Renewable energy requires a comprehensive insurance product offering due to complex financing and ownership structures. Traditional products often are bundled across project phases and lines of business, while non-traditional products, such as protecting against a lack of wind or sun, aren’t fully exploited by customers yet, requiring further product integration. If implemented before financial closing, these can reduce financing costs and free-up capital. Other products cover upfront decommissioning costs for assets and lower capital requirements at the start of a  project. 

 Traditional insurance solutions cover renewable energy “all-risks” across multiple products and lines of business, as well as across project phases – planning liability for architects and engineers during the development phase; cargo all-risks and delay in start-up (DSU) during the transport phase; erection all-risk, advance loss of profit and project liability products during the construction phase; and operational all-risk, BI and public- and product-liability covers, as well as environmental liability, during the operational phase.

Recently, there has been an uptake in multiline demand (e.g. marine, liability and engineering) and the tendency to pool them into one policy, as well as an increased interest for alternative risk transfer solutions such as so-called “proxy revenue swaps”.  These are financial derivative contracts offered to wind farm developers and other renewable projects guaranteeing revenue to fall within a certain range regardless of meteorological factors.

 Insurance will continue to evolve with the renewables industry as we move forward to a greener, more sustainable world. As Global Senior Underwriter – Renewable Energy, in the Chief Underwriting Office Engineering, Carl Angelo Dill manages the global Green Energy initiative for AGCS. Working in London and Munich, he has been with AGCS for over 6 years.
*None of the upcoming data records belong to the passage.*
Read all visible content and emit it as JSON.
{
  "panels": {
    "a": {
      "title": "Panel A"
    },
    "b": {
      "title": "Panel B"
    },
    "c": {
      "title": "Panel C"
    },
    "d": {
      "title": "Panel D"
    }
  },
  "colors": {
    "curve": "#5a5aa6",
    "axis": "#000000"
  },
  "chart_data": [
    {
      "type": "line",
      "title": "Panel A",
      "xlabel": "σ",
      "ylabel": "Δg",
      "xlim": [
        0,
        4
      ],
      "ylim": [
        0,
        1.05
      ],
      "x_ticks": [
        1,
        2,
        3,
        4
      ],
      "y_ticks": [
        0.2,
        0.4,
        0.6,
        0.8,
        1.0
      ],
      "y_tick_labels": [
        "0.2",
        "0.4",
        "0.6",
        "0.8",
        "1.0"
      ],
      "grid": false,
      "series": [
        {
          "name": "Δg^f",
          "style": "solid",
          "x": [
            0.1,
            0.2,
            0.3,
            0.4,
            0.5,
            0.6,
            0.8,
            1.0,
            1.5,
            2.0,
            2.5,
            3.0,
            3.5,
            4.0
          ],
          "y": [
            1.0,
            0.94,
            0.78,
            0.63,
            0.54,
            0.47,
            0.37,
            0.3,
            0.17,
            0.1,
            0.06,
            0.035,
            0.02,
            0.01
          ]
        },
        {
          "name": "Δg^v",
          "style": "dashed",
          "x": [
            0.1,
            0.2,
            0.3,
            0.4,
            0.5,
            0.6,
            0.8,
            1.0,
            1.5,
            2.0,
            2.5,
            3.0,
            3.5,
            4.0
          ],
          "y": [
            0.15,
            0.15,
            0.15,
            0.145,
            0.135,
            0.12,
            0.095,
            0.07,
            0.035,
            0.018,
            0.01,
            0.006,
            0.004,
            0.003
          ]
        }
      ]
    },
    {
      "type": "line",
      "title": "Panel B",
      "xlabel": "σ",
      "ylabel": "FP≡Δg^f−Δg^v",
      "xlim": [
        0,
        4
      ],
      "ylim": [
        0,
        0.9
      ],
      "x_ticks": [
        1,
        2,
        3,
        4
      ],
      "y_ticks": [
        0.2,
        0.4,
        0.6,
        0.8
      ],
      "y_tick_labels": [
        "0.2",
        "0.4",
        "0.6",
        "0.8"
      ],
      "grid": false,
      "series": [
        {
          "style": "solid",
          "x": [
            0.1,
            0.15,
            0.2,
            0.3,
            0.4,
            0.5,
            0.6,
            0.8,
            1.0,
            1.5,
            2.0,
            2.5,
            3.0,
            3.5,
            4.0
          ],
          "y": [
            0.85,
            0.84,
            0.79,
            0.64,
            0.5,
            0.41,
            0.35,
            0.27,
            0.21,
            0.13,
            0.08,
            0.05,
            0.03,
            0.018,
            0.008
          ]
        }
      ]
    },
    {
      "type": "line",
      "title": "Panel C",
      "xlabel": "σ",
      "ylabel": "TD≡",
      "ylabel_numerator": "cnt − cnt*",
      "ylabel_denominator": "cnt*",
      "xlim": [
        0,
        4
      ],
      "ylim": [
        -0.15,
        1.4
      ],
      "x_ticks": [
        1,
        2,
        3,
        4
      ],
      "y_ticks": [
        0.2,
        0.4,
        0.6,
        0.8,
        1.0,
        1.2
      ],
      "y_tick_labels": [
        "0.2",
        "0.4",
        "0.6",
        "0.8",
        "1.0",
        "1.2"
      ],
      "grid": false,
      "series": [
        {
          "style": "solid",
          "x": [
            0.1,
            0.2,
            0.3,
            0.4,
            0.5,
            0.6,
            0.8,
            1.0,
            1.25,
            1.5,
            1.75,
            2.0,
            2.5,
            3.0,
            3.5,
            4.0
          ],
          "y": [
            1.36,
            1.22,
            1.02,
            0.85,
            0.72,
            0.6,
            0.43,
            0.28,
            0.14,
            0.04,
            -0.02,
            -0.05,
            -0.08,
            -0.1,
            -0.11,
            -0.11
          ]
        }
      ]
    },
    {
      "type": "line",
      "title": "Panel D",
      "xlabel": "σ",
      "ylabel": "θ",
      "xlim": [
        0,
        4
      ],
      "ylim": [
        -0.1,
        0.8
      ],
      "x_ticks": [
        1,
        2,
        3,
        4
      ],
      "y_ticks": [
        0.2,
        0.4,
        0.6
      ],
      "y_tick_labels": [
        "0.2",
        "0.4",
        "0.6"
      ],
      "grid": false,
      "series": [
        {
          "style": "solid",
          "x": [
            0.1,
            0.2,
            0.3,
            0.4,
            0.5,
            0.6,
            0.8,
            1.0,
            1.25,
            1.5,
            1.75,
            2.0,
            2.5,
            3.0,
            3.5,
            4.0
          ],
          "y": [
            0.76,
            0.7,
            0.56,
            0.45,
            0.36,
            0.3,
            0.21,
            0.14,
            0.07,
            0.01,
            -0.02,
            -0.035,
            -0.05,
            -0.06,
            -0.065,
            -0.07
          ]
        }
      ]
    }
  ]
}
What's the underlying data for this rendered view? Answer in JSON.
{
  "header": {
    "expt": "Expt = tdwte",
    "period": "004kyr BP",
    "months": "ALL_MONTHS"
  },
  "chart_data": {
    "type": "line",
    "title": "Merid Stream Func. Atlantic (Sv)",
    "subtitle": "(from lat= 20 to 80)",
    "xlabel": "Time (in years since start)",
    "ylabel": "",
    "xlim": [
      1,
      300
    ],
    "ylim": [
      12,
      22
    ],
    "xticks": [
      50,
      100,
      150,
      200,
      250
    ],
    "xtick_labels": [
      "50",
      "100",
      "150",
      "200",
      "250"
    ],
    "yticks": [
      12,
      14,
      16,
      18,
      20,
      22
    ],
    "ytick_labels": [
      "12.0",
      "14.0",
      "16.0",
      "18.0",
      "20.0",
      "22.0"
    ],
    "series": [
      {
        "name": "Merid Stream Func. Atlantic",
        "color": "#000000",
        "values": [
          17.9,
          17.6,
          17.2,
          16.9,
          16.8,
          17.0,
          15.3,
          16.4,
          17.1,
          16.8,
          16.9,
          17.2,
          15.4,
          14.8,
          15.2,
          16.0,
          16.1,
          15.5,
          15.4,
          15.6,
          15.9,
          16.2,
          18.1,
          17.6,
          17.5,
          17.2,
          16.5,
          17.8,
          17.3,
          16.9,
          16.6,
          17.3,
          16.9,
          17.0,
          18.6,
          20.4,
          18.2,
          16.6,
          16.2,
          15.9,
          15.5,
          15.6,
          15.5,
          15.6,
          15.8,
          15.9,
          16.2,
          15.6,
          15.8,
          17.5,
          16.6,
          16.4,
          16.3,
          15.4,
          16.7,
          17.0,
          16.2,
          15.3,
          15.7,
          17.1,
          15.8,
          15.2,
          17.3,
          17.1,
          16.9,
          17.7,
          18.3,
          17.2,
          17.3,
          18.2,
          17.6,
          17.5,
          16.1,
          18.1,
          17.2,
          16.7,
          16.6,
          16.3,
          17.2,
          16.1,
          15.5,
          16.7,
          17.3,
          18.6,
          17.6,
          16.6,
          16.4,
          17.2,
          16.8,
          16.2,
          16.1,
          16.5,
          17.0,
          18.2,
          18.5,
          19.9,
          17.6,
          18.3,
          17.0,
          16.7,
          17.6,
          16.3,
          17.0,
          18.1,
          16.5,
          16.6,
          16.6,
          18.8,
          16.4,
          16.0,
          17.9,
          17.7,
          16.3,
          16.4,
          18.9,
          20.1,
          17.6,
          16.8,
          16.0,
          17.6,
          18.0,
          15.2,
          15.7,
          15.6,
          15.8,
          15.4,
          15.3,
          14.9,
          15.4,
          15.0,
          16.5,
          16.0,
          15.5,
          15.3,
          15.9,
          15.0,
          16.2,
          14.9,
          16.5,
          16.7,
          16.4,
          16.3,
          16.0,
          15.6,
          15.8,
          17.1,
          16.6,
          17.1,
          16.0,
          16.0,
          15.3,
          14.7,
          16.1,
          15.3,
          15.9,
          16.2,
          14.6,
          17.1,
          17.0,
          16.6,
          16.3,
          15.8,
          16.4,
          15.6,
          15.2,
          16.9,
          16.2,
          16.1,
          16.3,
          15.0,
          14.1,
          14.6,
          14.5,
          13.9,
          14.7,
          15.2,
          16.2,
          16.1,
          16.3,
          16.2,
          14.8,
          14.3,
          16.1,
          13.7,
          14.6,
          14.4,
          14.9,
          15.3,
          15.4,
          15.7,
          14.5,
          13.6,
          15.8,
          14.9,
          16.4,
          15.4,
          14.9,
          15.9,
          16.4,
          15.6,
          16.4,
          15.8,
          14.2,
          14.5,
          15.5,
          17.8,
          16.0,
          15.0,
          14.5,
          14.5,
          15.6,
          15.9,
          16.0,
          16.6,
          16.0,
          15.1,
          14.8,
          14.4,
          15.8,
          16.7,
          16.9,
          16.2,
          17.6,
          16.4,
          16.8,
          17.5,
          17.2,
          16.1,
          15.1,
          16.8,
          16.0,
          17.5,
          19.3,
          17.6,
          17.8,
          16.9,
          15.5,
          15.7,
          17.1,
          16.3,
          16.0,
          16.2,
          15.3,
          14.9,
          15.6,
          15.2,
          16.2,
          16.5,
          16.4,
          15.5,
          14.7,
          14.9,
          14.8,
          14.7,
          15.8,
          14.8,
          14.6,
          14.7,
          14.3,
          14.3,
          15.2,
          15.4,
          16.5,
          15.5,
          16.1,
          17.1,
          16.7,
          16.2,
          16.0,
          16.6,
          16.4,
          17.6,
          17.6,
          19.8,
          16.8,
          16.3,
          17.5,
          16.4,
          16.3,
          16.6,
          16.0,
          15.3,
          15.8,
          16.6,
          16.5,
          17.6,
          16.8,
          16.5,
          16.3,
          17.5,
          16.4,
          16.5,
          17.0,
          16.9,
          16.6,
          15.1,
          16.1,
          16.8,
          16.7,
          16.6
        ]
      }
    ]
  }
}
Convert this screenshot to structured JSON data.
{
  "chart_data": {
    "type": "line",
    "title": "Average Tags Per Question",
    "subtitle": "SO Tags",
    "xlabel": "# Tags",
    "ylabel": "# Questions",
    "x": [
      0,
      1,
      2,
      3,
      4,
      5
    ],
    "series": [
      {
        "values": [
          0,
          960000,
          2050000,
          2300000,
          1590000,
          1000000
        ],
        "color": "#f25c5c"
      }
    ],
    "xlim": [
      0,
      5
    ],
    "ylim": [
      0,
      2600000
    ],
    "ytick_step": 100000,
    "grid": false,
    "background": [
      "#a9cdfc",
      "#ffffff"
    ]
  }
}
As an underwriter, he supports major international clients in the renewable energy space.

Renewable energy  business risks: Expert commentary*

The Allianz Risk Barometer 2019 annual survey of risk managers, brokers, insurance professionals and Allianz experts identified the top five business risks for the Renewables Energy sector. Global Senior Underwriter – Renewable Energy at AGCS, Carl Angelo Dill, comments on the findings.

  1. BUSINESS INTERRUPTION: “Given the complex and often leveraged financing structures, loss of revenues resulting from business interruption will remain a key risk to the industry.”
  2. NATURAL CATASTROPHES: “There is overwhelming scientific evidence that global warming exists and already leads to more frequent and severe natural catastrophes. Hence, the risk of windstorms and floods is constantly increasing.”
  3. CHANGES IN LEGISLATION AND REGULATION: “Regulatory risk is key for the renewable energy industry as many business models are still dependent on feed-in tariffs and other forms of subsidies. Changes in regulation can disrupt business models. On the other hand it is worth mentioning that given the drop in levelized cost of energy (LCOE – in which the cost of the power produced by a source of energy over the course of its warranted lifetime is measured against that of other sources) more and more projects are competitive without any form of subsidies which is balancing regulatory risk.”
  4. CYBER INCIDENTS: “The power industry is part of vital public infrastructure and thus a potential target for cyber-attacks. Hacking attacks on power grids (e.g. in Ukraine) have been widely reported and the imminent risk of power blackouts is a major threat. The evolution of remote control and monitoring systems in the renewable energy industry is likely to open new paths for attackers. Therefore the risk of cyber-attacks is likely to increase over time.”
  5. NEW TECHNOLOGIES: “The increasing use of electronic data  and algorithms (e.g. for predictive maintenance) poses a new challenge and is likely to aggravate the risk of cyber errors. Apart from this there are a variety of technological risks that can result from the use of new materials and manufacturing methods (e.g. around solar panels which are produced with the help of 3D printing).”